Weather cancellations lead to school day extension

Sophomore Jack Palaian plays in the snow on Dec. 8th. Grady released early due to the weather conditions on this day.

Sophomore Jack Palaian plays in the snow on Dec. 8th. Grady released early due to the weather conditions on this day.

From hurricanes to snow storms, the 2017-18 school year’s inclement weather incidents led to seven full-school day cancellations.

Due to the amount of missed classroom time, Atlanta Public Schools is extending the school day by 30 minutes until Mar. 30.

The district settled on the makeup schedule based on results of a community survey of options that also included utilizing February winter break days and a March teacher planning day and lengthening the start and end of the school day by 15 minutes. Nearly 15,000 students, parents, teachers, principals and community members voted in the poll that offered six different options.

“It was clear to me that we had to implement a plan to make up those days in order to keep our students on track,” Superintendent Dr. Meria Carstarphen said. “Although, my personal preference was Option 3—make up the days on Feb. 19 and 20 during Winter Break and the Mar. 19 professional learning day — I felt it was important to engage the community in our decision-making process.”

The new plan aims to make up for the lost instructional time by adding additional time to class periods for two months. At Grady, this will mean that roughly seven extra minutes will be added to each class for the days the schedule is in place.

Even though extending the day by 30 minutes was the preferred option in the poll, some students, parents and faculty are concerned about how the change will impact their schedules. For students who have after-school jobs, such as junior Colleen Miller, the schedule change makes it more difficult to get to work on time.

“My shift starts at 4:30, and it will be very difficult for me to make it on time considering traffic,” Miller said. “I am worried that I will be late and that this will impact my job.”

APS understands these concerns and is working to accommodate students who have athletics, extracurriculars or jobs right after school.

“Once we made the decision to make up the instructional time, we knew, unfortunately, that there would be some inconveniences associated with any of the options that were offered,” Dr. Carstarphen said. “Employees in our transportation department are altering their schedules [for athletics], and we are working through challenges with the help of our athletic and transportation departments.”

Even students who are not directly affected by scheduling concerns still fear that, in addition to the hours they spend on extracurriculars and homework every night, that an additional 30 minutes in the school day will force them to go to bed even later than they already do.

“I have extracurriculars that I have to stay late for, so I wouldn’t get home before seven [in the evening] on most days,” freshman Nicolas Kamel said.
For teachers, the 30-minute extension will also require an adjustment in their schedules. For teachers who are also parents, the makeup day plan will require flexibility.

“My daughters go to a charter school, [in APS] and they are not making up any days,” said Susan Salvesen, who teaches civics and AP seminar. “They will be in aftercare longer because I will be getting home later. This means that I will have to leave sooner after school to try to avoid traffic and pick them up.”

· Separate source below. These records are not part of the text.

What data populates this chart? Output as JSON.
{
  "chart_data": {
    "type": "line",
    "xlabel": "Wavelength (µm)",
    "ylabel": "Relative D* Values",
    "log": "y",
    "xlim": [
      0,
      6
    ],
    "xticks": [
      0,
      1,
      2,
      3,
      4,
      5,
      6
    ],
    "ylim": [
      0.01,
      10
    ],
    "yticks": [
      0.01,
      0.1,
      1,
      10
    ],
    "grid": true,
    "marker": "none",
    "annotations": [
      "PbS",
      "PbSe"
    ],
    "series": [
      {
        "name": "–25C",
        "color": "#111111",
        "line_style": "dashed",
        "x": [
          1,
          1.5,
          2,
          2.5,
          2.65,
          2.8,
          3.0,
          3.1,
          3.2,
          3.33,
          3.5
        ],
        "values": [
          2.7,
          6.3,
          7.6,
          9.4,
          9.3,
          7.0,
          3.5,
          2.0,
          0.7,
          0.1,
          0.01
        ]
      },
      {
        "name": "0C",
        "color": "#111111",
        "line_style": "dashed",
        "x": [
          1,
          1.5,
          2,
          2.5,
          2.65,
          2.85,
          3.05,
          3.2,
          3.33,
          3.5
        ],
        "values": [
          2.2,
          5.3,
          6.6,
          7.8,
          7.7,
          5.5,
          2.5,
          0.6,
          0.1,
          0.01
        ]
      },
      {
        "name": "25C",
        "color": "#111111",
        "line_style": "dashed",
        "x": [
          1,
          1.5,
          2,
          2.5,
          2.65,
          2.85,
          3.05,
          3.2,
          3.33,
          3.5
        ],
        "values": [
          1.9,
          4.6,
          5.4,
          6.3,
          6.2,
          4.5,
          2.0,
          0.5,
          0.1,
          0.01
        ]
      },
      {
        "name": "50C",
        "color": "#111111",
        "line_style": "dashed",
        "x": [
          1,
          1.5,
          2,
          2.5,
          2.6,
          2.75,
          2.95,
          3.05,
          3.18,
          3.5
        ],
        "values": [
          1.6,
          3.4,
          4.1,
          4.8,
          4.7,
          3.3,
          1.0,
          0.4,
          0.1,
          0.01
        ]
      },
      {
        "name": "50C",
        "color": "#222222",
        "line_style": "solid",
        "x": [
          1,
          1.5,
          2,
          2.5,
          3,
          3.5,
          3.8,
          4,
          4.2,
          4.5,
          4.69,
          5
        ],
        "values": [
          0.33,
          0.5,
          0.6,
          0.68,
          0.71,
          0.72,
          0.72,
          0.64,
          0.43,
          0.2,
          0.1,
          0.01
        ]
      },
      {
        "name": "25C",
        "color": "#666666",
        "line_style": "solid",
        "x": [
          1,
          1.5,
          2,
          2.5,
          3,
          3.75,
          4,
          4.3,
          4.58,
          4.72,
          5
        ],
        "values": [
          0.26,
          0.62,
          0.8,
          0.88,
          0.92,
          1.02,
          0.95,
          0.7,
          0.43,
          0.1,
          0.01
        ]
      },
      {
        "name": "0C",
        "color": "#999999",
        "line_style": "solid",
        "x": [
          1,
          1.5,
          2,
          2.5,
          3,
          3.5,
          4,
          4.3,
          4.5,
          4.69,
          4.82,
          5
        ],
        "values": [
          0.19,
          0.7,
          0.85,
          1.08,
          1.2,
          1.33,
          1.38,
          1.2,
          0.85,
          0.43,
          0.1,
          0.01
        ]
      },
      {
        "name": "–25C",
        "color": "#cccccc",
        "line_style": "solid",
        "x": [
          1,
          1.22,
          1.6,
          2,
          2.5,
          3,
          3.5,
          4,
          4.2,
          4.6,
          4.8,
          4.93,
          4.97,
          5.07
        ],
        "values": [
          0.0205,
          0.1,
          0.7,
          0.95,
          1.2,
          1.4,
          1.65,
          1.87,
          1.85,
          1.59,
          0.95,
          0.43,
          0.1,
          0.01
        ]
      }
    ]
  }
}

Despite concerns surrounding the makeup plan, many students recognize the importance of making up the time in class to ensure classes do not get behind. Additionally, students with trips planned over winter break will not have to miss classes.

“Given its gradual nature, this plan allowed for the most normality in the schedule and prevented me from missing extra instructional days,” said junior Harrison Gray, who will be attending a school trip over winter break.

As the 30 minute extensions begin, APS will continue to ensure that students are able to deal with scheduling conflicts and that the additional instructional time is used effectively. Additionally, APS will work to further prepare for other weather-related school cancellations.

“When we know when weather is coming, we need to ask every student if they have a cellphone, a tablet, or a hotspot,” said Carstarphen. “If they don’t, we want to give them the technology so they can get access to their assignments [online] to do their work. We have to be more aggressive as a school system to put any tools we have in the hands of our students.”